ART | EXPO

Ygoloeahcra

20 Jan - 24 Fév 2017
Vernissage le 20 Jan 2017

L’exposition « Ygoloeahcra » à la galerie parisienne Gaudel de Stampa dévoile une nouvelle série de sculptures de Lina Viste Grønli. Entre objets domestiques et matériaux naturels, ces créations évoquent les reliques de l’époque contemporaine.

L’exposition « Ygoloeahcra » à la galerie Gaudel de Stampa présente un ensemble de nouvelles sculptures de Lina Viste Grønli qui jettent un pont entre l’art et l’archéologie.

« Ygoloeachra » : l’archéologie inversée

Le titre de l’exposition, « Ygoloeachra » reprend simplement de façon inversée les lettres du mot « archéologie » en anglais. D’emblée, ce choix souligne la permanence de l’exploration du langage dans la pratique de Lina Viste Grønli. La toute nouvelle série de sculptures réalisées par l’artiste norvégienne en ce début d’année, est composée d’objets usuels modernes qu’elle a intégralement recouverts de petits cailloux colorés ramassés au bord de la Seine.

La sculpture intitulée Ariel est constituée d’une boîte de lessive de la marque Ariel sur laquelle sont collés de minuscules galets.
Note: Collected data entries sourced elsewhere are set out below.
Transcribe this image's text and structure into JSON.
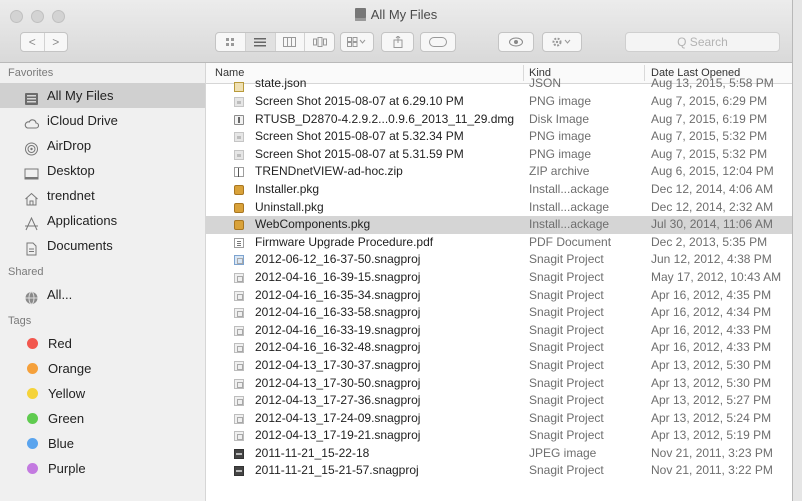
{
  "window": {
    "title": "All My Files",
    "search_placeholder": "Q Search",
    "toolbar": {
      "back": "<",
      "forward": ">",
      "share_icon": "share-icon",
      "tag_icon": "tag-icon",
      "quicklook_icon": "eye-icon",
      "action_icon": "gear-icon"
    }
  },
  "sidebar": {
    "favorites_label": "Favorites",
    "favorites": [
      {
        "label": "All My Files",
        "icon": "all-my-files-icon",
        "selected": true
      },
      {
        "label": "iCloud Drive",
        "icon": "cloud-icon"
      },
      {
        "label": "AirDrop",
        "icon": "airdrop-icon"
      },
      {
        "label": "Desktop",
        "icon": "desktop-icon"
      },
      {
        "label": "trendnet",
        "icon": "home-icon"
      },
      {
        "label": "Applications",
        "icon": "applications-icon"
      },
      {
        "label": "Documents",
        "icon": "documents-icon"
      }
    ],
    "shared_label": "Shared",
    "shared": [
      {
        "label": "All...",
        "icon": "network-icon"
      }
    ],
    "tags_label": "Tags",
    "tags": [
      {
        "label": "Red",
        "color": "#f2574e"
      },
      {
        "label": "Orange",
        "color": "#f5a03a"
      },
      {
        "label": "Yellow",
        "color": "#f5d33a"
      },
      {
        "label": "Green",
        "color": "#5fcb4f"
      },
      {
        "label": "Blue",
        "color": "#5aa4ee"
      },
      {
        "label": "Purple",
        "color": "#c37ae0"
      }
    ]
  },
  "list": {
    "columns": {
      "name": "Name",
      "kind": "Kind",
      "date": "Date Last Opened"
    },
    "rows": [
      {
        "name": "state.json",
        "kind": "JSON",
        "date": "Aug 13, 2015, 5:58 PM",
        "icon": "json",
        "partial": true
      },
      {
        "name": "Screen Shot 2015-08-07 at 6.29.10 PM",
        "kind": "PNG image",
        "date": "Aug 7, 2015, 6:29 PM",
        "icon": "img"
      },
      {
        "name": "RTUSB_D2870-4.2.9.2...0.9.6_2013_11_29.dmg",
        "kind": "Disk Image",
        "date": "Aug 7, 2015, 6:19 PM",
        "icon": "dmg"
      },
      {
        "name": "Screen Shot 2015-08-07 at 5.32.34 PM",
        "kind": "PNG image",
        "date": "Aug 7, 2015, 5:32 PM",
        "icon": "img"
      },
      {
        "name": "Screen Shot 2015-08-07 at 5.31.59 PM",
        "kind": "PNG image",
        "date": "Aug 7, 2015, 5:32 PM",
        "icon": "img"
      },
      {
        "name": "TRENDnetVIEW-ad-hoc.zip",
        "kind": "ZIP archive",
        "date": "Aug 6, 2015, 12:04 PM",
        "icon": "zip"
      },
      {
        "name": "Installer.pkg",
        "kind": "Install...ackage",
        "date": "Dec 12, 2014, 4:06 AM",
        "icon": "pkg"
      },
      {
        "name": "Uninstall.pkg",
        "kind": "Install...ackage",
        "date": "Dec 12, 2014, 2:32 AM",
        "icon": "pkg"
      },
      {
        "name": "WebComponents.pkg",
        "kind": "Install...ackage",
        "date": "Jul 30, 2014, 11:06 AM",
        "icon": "pkg",
        "selected": true
      },
      {
        "name": "Firmware Upgrade Procedure.pdf",
        "kind": "PDF Document",
        "date": "Dec 2, 2013, 5:35 PM",
        "icon": "doc"
      },
      {
        "name": "2012-06-12_16-37-50.snagproj",
        "kind": "Snagit Project",
        "date": "Jun 12, 2012, 4:38 PM",
        "icon": "snag-blue"
      },
      {
        "name": "2012-04-16_16-39-15.snagproj",
        "kind": "Snagit Project",
        "date": "May 17, 2012, 10:43 AM",
        "icon": "snag"
      },
      {
        "name": "2012-04-16_16-35-34.snagproj",
        "kind": "Snagit Project",
        "date": "Apr 16, 2012, 4:35 PM",
        "icon": "snag"
      },
      {
        "name": "2012-04-16_16-33-58.snagproj",
        "kind": "Snagit Project",
        "date": "Apr 16, 2012, 4:34 PM",
        "icon": "snag"
      },
      {
        "name": "2012-04-16_16-33-19.snagproj",
        "kind": "Snagit Project",
        "date": "Apr 16, 2012, 4:33 PM",
        "icon": "snag"
      },
      {
        "name": "2012-04-16_16-32-48.snagproj",
        "kind": "Snagit Project",
        "date": "Apr 16, 2012, 4:33 PM",
        "icon": "snag"
      },
      {
        "name": "2012-04-13_17-30-37.snagproj",
        "kind": "Snagit Project",
        "date": "Apr 13, 2012, 5:30 PM",
        "icon": "snag"
      },
      {
        "name": "2012-04-13_17-30-50.snagproj",
        "kind": "Snagit Project",
        "date": "Apr 13, 2012, 5:30 PM",
        "icon": "snag"
      },
      {
        "name": "2012-04-13_17-27-36.snagproj",
        "kind": "Snagit Project",
        "date": "Apr 13, 2012, 5:27 PM",
        "icon": "snag"
      },
      {
        "name": "2012-04-13_17-24-09.snagproj",
        "kind": "Snagit Project",
        "date": "Apr 13, 2012, 5:24 PM",
        "icon": "snag"
      },
      {
        "name": "2012-04-13_17-19-21.snagproj",
        "kind": "Snagit Project",
        "date": "Apr 13, 2012, 5:19 PM",
        "icon": "snag"
      },
      {
        "name": "2011-11-21_15-22-18",
        "kind": "JPEG image",
        "date": "Nov 21, 2011, 3:23 PM",
        "icon": "jpg"
      },
      {
        "name": "2011-11-21_15-21-57.snagproj",
        "kind": "Snagit Project",
        "date": "Nov 21, 2011, 3:22 PM",
        "icon": "jpg"
      }
    ]
  }
}
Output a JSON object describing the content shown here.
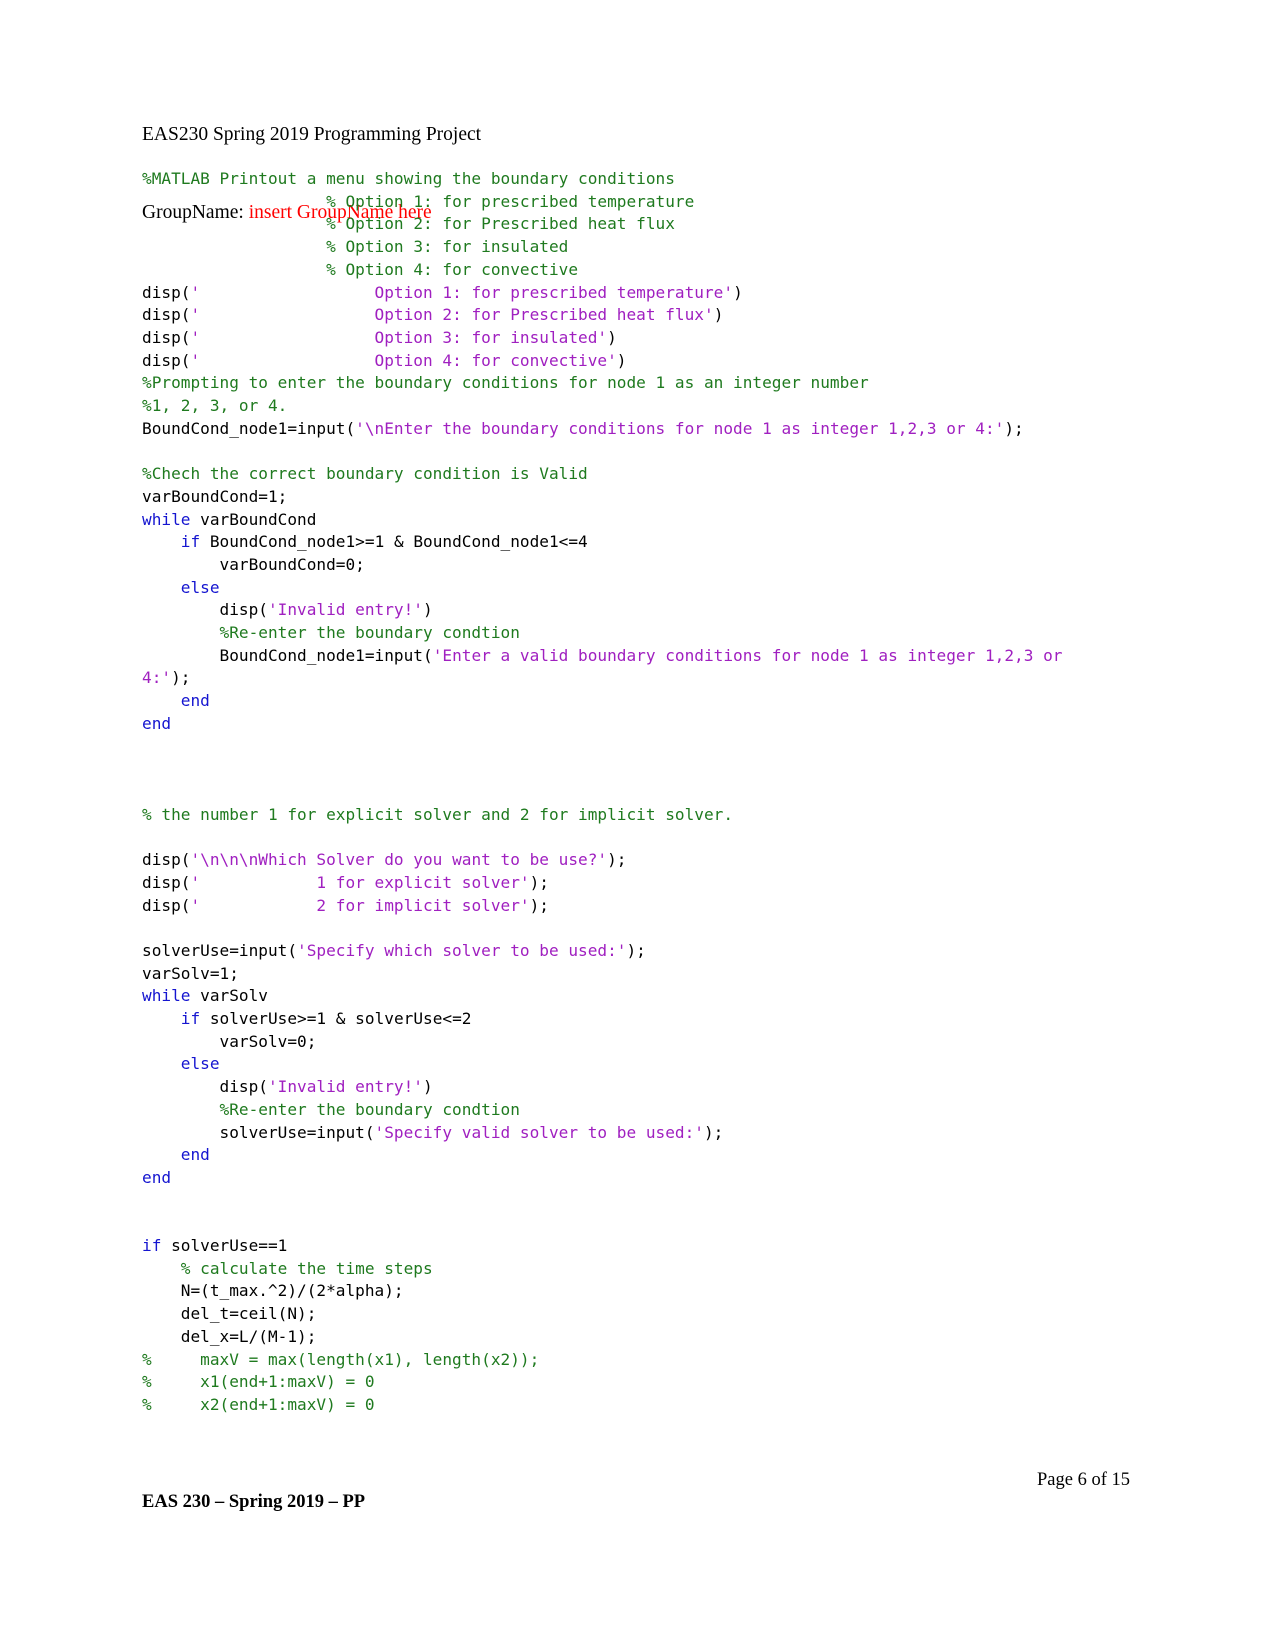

Ailleurs, c’est un flacon d’assouplissant (Soupline), une bouteille de Coca Cola, une autre d’eau de source Cristaline, une chaussure de la marque Nike ou encore une pantoufle (Slipper) qui subissent le même traitement.

Les sculptures de Lina Viste Grønli sont des reliques du présent

De l’emballage ou de l’objet utilisés ne subsiste que la forme et quelques touches colorées que l’on devine dans les interstices entre les cailloux. La démarche artistique de Lina Viste Grønli rejoint ainsi le domaine de l’archéologie, qui se définit comme l’étude de l’histoire et de l’activité humaine à travers la collecte et l’analyse de matériaux. Le geste plastique de Lina Viste Grønli s’assimile à la fabrication de pièces archéologiques. Comme les spécimens, bijoux, ustensiles et autres objets domestiques que les archéologues extraient de strates terrestres, les sculptures ne révèlent que la silhouette et des détails pétrifiés d’objets actuels. Ils forment ainsi des reliques du présent.

D’une taille régulière et de teintes qui varient du blanc au marron en passant par le gris et le beige, ces cailloux forment ainsi une sorte d’enveloppe neutre, homogénéisante. Tout en créant ce qui pourrait être de futures trouvailles d’archéologues étudiant notre époque, Lina Viste Grønli annule tout ce qui fait la singularité de chaque produit ou objet, que chaque marque développe précisément et qui en constituent l’identité dans la vie quotidienne contemporaine. Elle poursuit ainsi l’exploration des références collectives et de la construction des concepts qui est au cœur de son travail.